The console includes some features that are not active when a command is sent over the Event Socket. A good example is the syntax for sending multiple commands in sequence:

freeswitch@localhost> version;;status
FreeSWITCH Version 1.7.0+git~20160321T203641Z~9e6593aa73~64bit (git 9e6593a 2016-03-21 20:36:41Z 64bit)
UP 0 years, 0 days, 0 hours, 0 minutes, 35 seconds, 870 milliseconds, 654 microseconds
FreeSWITCH (Version 1.7.0 git 9e6593a 2016-03-21 20:36:41Z 64bit) is ready
0 session(s) since startup
0 session(s) - peak 0, last 5min 0 
0 session(s) per Sec out of max 30, peak 0, last 5min 0 
1000 session(s) max
min idle cpu 0.00/91.37
Current Stack Size/Max 240K/8192K

However, this same command syntax will not work when sent via the Event Socket:

api version;;status

Content-Type: api/response
Content-Length: 40

-ERR version;;status Command not found!

 

Solution

To force the command to be run as it would in the console, enable console_execute functionality as part of the command sent over the socket, like so:

api version;;status
console_execute: true

Content-Type: api/response
Content-Length: 464

FreeSWITCH Version 1.7.0+git~20160321T203641Z~9e6593aa73~64bit (git 9e6593a 2016-03-21 20:36:41Z 64bit)
UP 0 years, 0 days, 0 hours, 5 minutes, 39 seconds, 345 milliseconds, 627 microseconds
FreeSWITCH (Version 1.7.0 git 9e6593a 2016-03-21 20:36:41Z 64bit) is ready
0 session(s) since startup
0 session(s) - peak 0, last 5min 0 
0 session(s) per Sec out of max 30, peak 0, last 5min 0 
1000 session(s) max
min idle cpu 0.00/93.13
Current Stack Size/Max 240K/8192K

In fact, this is exactly what the fs_cli executable does behind the scenes when it sends commands to FreeSWITCH!

Caveats

  • It must be enabled per command sent to the socket
  • It incurs extra overhead to run.
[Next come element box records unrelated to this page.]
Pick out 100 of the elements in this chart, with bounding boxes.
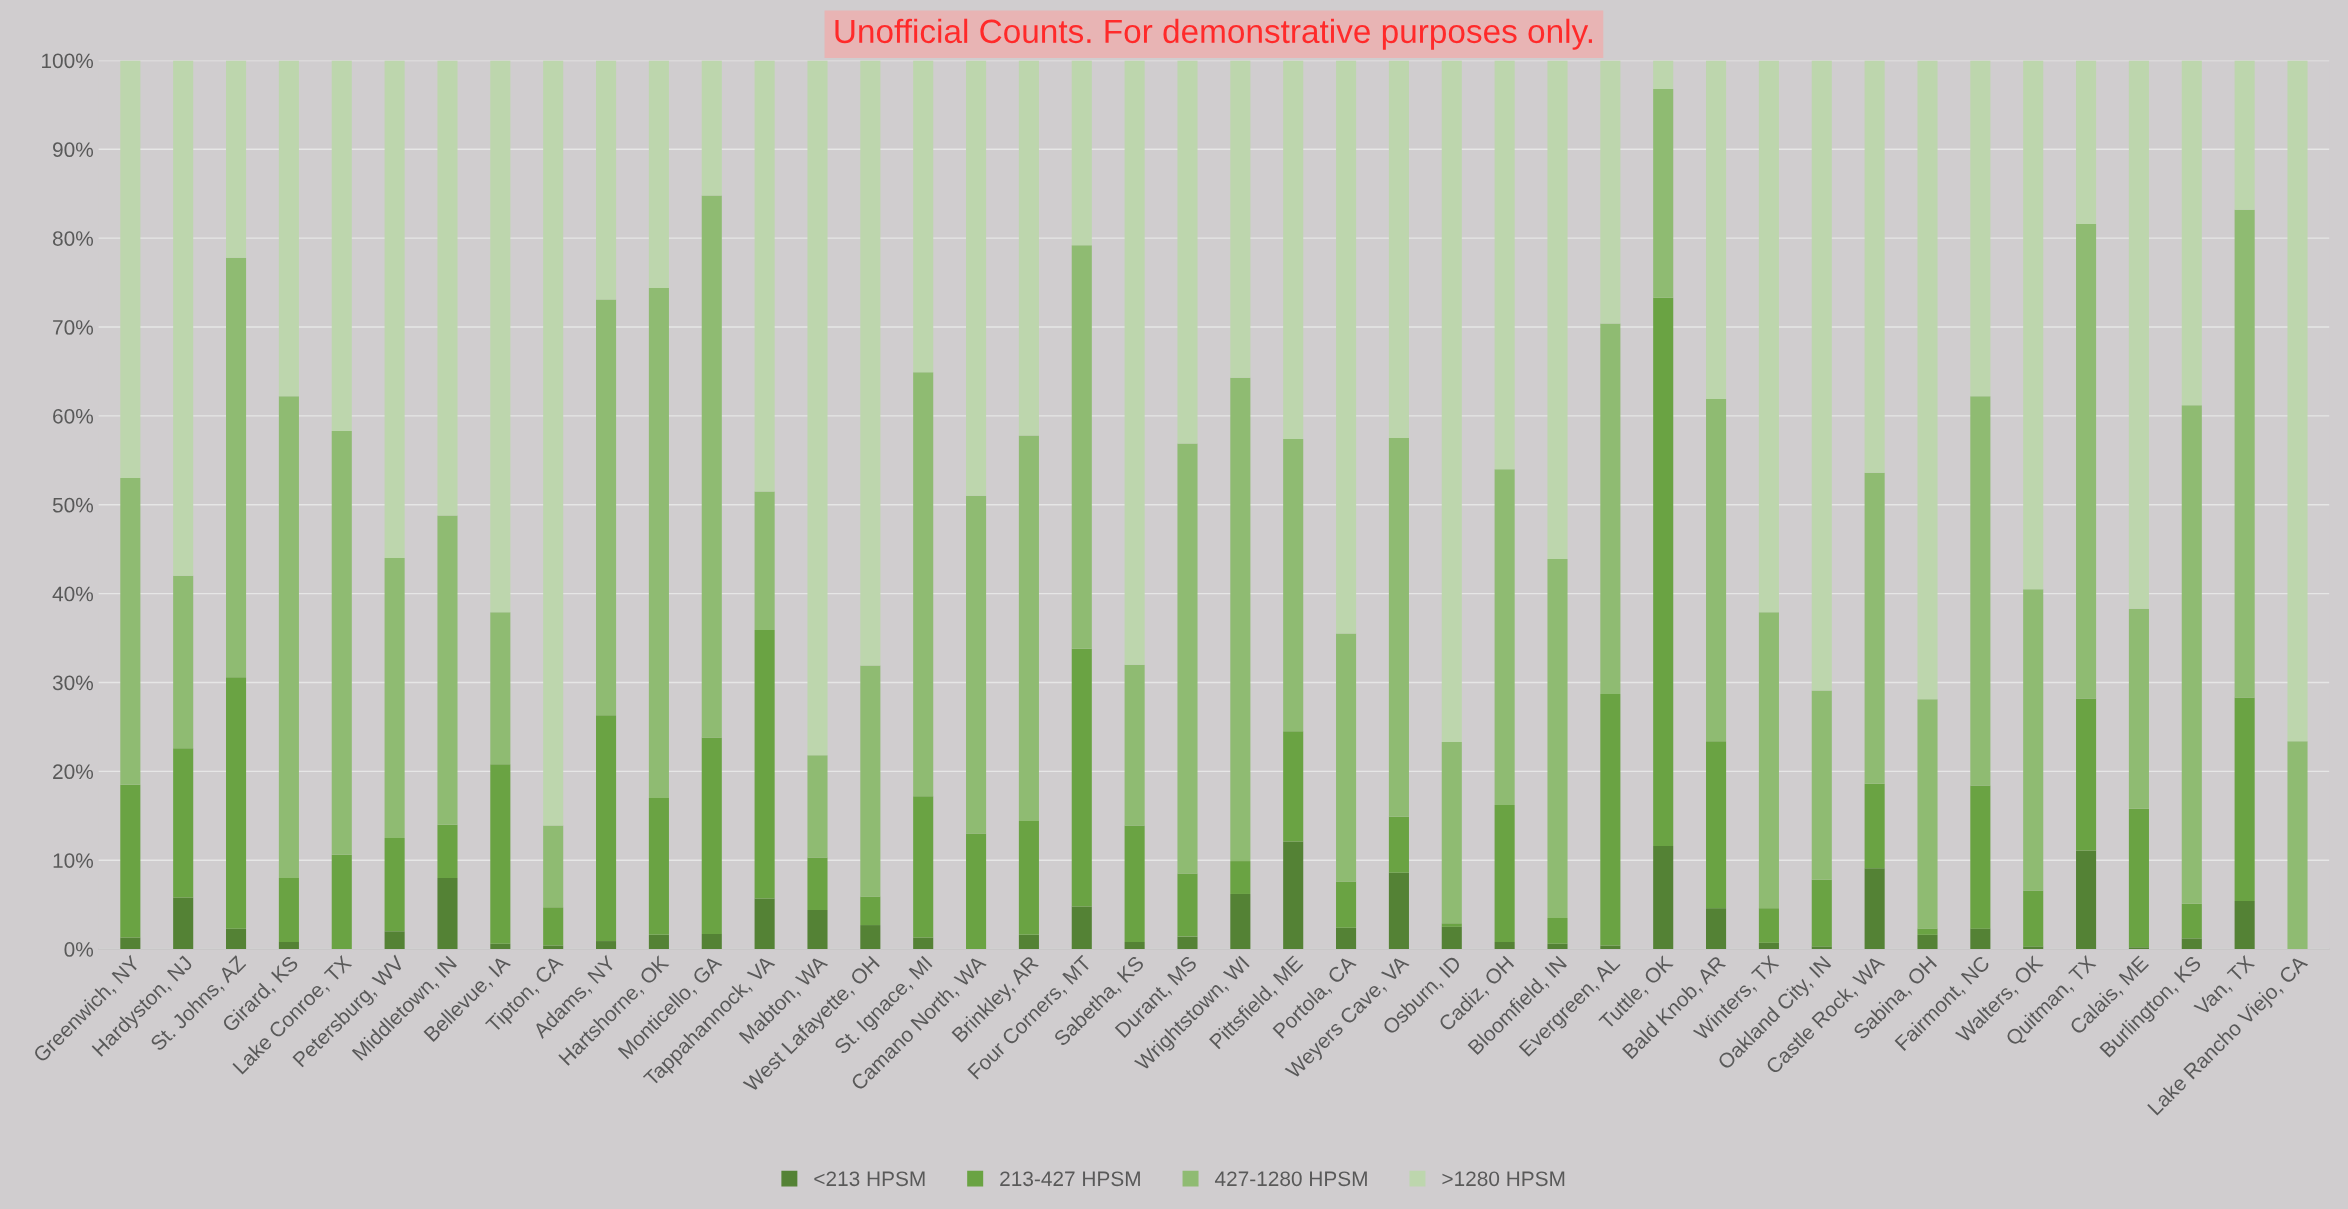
bar: [2181, 60, 2202, 406]
bar: [384, 60, 405, 559]
bar: [1917, 699, 1938, 929]
bar: [1494, 60, 1515, 470]
bar: [1388, 872, 1409, 950]
bar: [2234, 209, 2255, 698]
bar: [1600, 694, 1621, 946]
bar: [1230, 377, 1251, 862]
bar: [1600, 60, 1621, 324]
bar: [1970, 928, 1991, 950]
bar: [966, 495, 987, 834]
bar: [1706, 908, 1727, 950]
bar: [120, 784, 141, 938]
bar: [807, 857, 828, 910]
bar: [754, 630, 775, 899]
bar: [2234, 60, 2255, 210]
bar: [1177, 60, 1198, 444]
bar: [1758, 942, 1779, 950]
bar: [913, 937, 934, 950]
bar: [2076, 223, 2097, 699]
bar: [2128, 60, 2149, 609]
bar: [1336, 60, 1357, 634]
bar: [860, 665, 881, 897]
bar: [596, 60, 617, 300]
bar: [1230, 861, 1251, 894]
bar: [1124, 825, 1145, 942]
bar: [2023, 60, 2044, 590]
bar: [1547, 558, 1568, 918]
bar: [1758, 612, 1779, 909]
bar: [226, 60, 247, 258]
bar: [2181, 903, 2202, 939]
bar: [278, 396, 299, 878]
bar: [1071, 245, 1092, 649]
y-tick-label: 60%: [53, 408, 94, 424]
bar: [384, 837, 405, 932]
bar: [1653, 60, 1674, 89]
bar: [1018, 934, 1039, 950]
bar: [913, 796, 934, 938]
bar: [913, 372, 934, 797]
bar: [1811, 60, 1832, 691]
bar: [384, 558, 405, 838]
bar: [754, 491, 775, 631]
bar: [1124, 664, 1145, 826]
bar: [1494, 805, 1515, 942]
bar: [913, 60, 934, 373]
y-tick-label: 30%: [52, 675, 94, 691]
bar: [1706, 741, 1727, 909]
bar: [1388, 60, 1409, 439]
bar: [1124, 941, 1145, 950]
bar: [278, 60, 299, 397]
bar: [807, 755, 828, 858]
bar: [1283, 731, 1304, 842]
bar: [1811, 946, 1832, 950]
legend-label: >1280 HPSM: [1442, 1171, 1565, 1187]
bar: [754, 60, 775, 492]
bar: [1494, 469, 1515, 806]
bar: [1388, 816, 1409, 873]
y-tick-label: 100%: [42, 53, 94, 69]
bar: [437, 877, 458, 950]
bar: [1653, 297, 1674, 846]
bar: [1441, 60, 1462, 743]
bar: [1230, 893, 1251, 950]
y-tick-label: 0%: [64, 942, 94, 957]
bar: [2234, 697, 2255, 902]
bar: [173, 60, 194, 576]
bar: [596, 715, 617, 942]
bar: [1864, 60, 1885, 473]
bar: [2023, 589, 2044, 891]
bar: [1336, 881, 1357, 928]
bar: [173, 897, 194, 950]
bar: [2076, 698, 2097, 851]
bar: [490, 612, 511, 765]
bar: [754, 898, 775, 950]
bar: [490, 764, 511, 944]
bar: [226, 928, 247, 950]
y-tick-label: 40%: [52, 586, 94, 602]
bar: [1177, 443, 1198, 874]
bar: [490, 60, 511, 613]
bar: [437, 60, 458, 516]
bar: [2181, 938, 2202, 950]
bar: [543, 60, 564, 826]
bar: [1970, 60, 1991, 397]
bar: [648, 798, 669, 935]
bar: [1336, 927, 1357, 950]
bar: [1336, 633, 1357, 882]
bar: [1071, 60, 1092, 246]
bar: [1653, 845, 1674, 950]
bar: [966, 60, 987, 496]
y-tick-label: 50%: [52, 497, 94, 513]
y-tick-label: 80%: [52, 231, 94, 246]
bar: [543, 907, 564, 946]
bar: [173, 575, 194, 749]
bar: [2023, 890, 2044, 947]
bar: [1388, 438, 1409, 817]
bar: [701, 933, 722, 950]
bar: [2023, 946, 2044, 950]
bar: [384, 931, 405, 950]
bar: [648, 60, 669, 288]
bar: [701, 60, 722, 196]
bar: [331, 431, 352, 855]
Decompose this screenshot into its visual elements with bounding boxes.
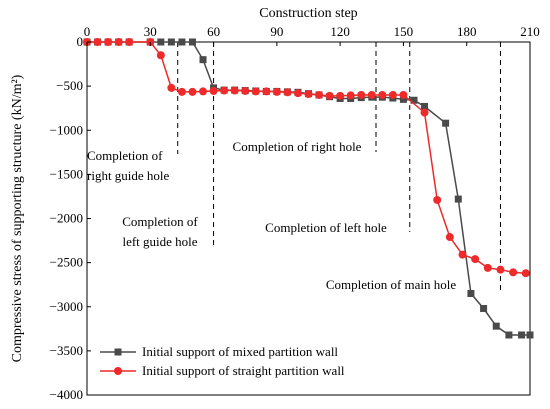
data-point-circle — [167, 83, 176, 92]
milestone-annotation: Completion of right hole — [233, 139, 362, 154]
data-point-circle — [262, 87, 271, 96]
y-tick-label: −2500 — [50, 255, 83, 270]
data-point-circle — [378, 90, 387, 99]
data-point-circle — [399, 90, 408, 99]
milestone-annotation: Completion of — [122, 214, 198, 229]
data-point-circle — [230, 86, 239, 95]
data-point-circle — [272, 87, 281, 96]
data-point-circle — [241, 86, 250, 95]
data-point-square — [188, 38, 196, 46]
data-point-square — [442, 119, 450, 127]
data-point-circle — [471, 255, 480, 264]
data-point-circle — [325, 91, 334, 100]
data-point-circle — [283, 88, 292, 97]
data-point-circle — [388, 90, 397, 99]
y-tick-label: −4000 — [50, 387, 83, 402]
legend-marker-circle — [114, 367, 122, 375]
x-tick-label: 210 — [520, 24, 540, 39]
data-point-square — [526, 331, 534, 339]
data-point-circle — [114, 38, 123, 46]
y-tick-label: −1500 — [50, 166, 83, 181]
data-point-circle — [458, 250, 467, 259]
data-point-circle — [521, 269, 530, 278]
data-point-circle — [93, 38, 102, 46]
data-point-circle — [209, 86, 218, 95]
y-tick-label: −1000 — [50, 122, 83, 137]
data-point-circle — [104, 38, 113, 46]
data-point-square — [518, 331, 526, 339]
data-point-circle — [188, 87, 197, 96]
data-point-square — [505, 331, 513, 339]
y-tick-label: −3500 — [50, 343, 83, 358]
milestone-annotation: Completion of — [87, 148, 163, 163]
x-tick-label: 30 — [144, 24, 157, 39]
data-point-circle — [156, 51, 165, 60]
milestone-annotation: right guide hole — [87, 168, 170, 183]
legend-marker-square — [114, 348, 122, 356]
data-point-circle — [483, 263, 492, 272]
data-point-circle — [509, 268, 518, 277]
x-tick-label: 0 — [84, 24, 91, 39]
milestone-annotation: left guide hole — [122, 234, 197, 249]
x-tick-label: 150 — [394, 24, 414, 39]
x-tick-label: 180 — [457, 24, 477, 39]
data-point-square — [167, 38, 175, 46]
data-point-circle — [433, 195, 442, 204]
data-point-circle — [336, 91, 345, 100]
milestone-annotation: Completion of left hole — [265, 220, 387, 235]
data-point-circle — [357, 90, 366, 99]
y-tick-label: −500 — [56, 78, 83, 93]
data-point-circle — [251, 87, 260, 96]
data-point-square — [480, 305, 488, 313]
x-tick-label: 120 — [330, 24, 350, 39]
series-line-0 — [87, 41, 530, 336]
data-point-circle — [125, 38, 134, 46]
data-point-circle — [445, 233, 454, 242]
data-point-circle — [177, 87, 186, 96]
data-point-square — [199, 56, 207, 64]
data-point-circle — [293, 89, 302, 98]
milestone-annotation: Completion of main hole — [326, 277, 457, 292]
x-axis-title: Construction step — [259, 6, 357, 21]
y-tick-label: 0 — [77, 34, 84, 49]
data-point-circle — [346, 91, 355, 100]
y-tick-label: −2000 — [50, 211, 83, 226]
data-point-circle — [420, 108, 429, 117]
data-point-square — [178, 38, 186, 46]
data-point-square — [157, 38, 165, 46]
data-point-square — [410, 96, 418, 104]
data-point-square — [399, 95, 407, 103]
data-point-circle — [304, 90, 313, 99]
data-point-square — [454, 195, 462, 203]
legend-label-1: Initial support of straight partition wa… — [142, 363, 345, 378]
data-point-circle — [315, 90, 324, 99]
data-point-circle — [220, 86, 229, 95]
data-point-circle — [199, 87, 208, 96]
y-axis-title: Compressive stress of supporting structu… — [10, 74, 25, 362]
data-point-circle — [367, 90, 376, 99]
data-point-square — [492, 322, 500, 330]
legend-label-0: Initial support of mixed partition wall — [142, 344, 338, 359]
data-point-circle — [496, 265, 505, 274]
x-tick-label: 90 — [270, 24, 283, 39]
x-tick-label: 60 — [207, 24, 220, 39]
data-point-square — [467, 290, 475, 298]
y-tick-label: −3000 — [50, 299, 83, 314]
data-point-square — [421, 102, 429, 110]
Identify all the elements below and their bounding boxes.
This is probably not a problem unless you're sending a high volume of commands using this strategy, and, it's not advised to use it unless you actually need it.
  • And a brief note on the particular approach of sending multiple commands in one execution: they will run synchronously, and in the order provided, and subsequent commands will run even if previous commands failed (unlike, for example 'test -f blah && rm blah' in a Bash shell, which would not run the second command if the first returned a non-zero exit status).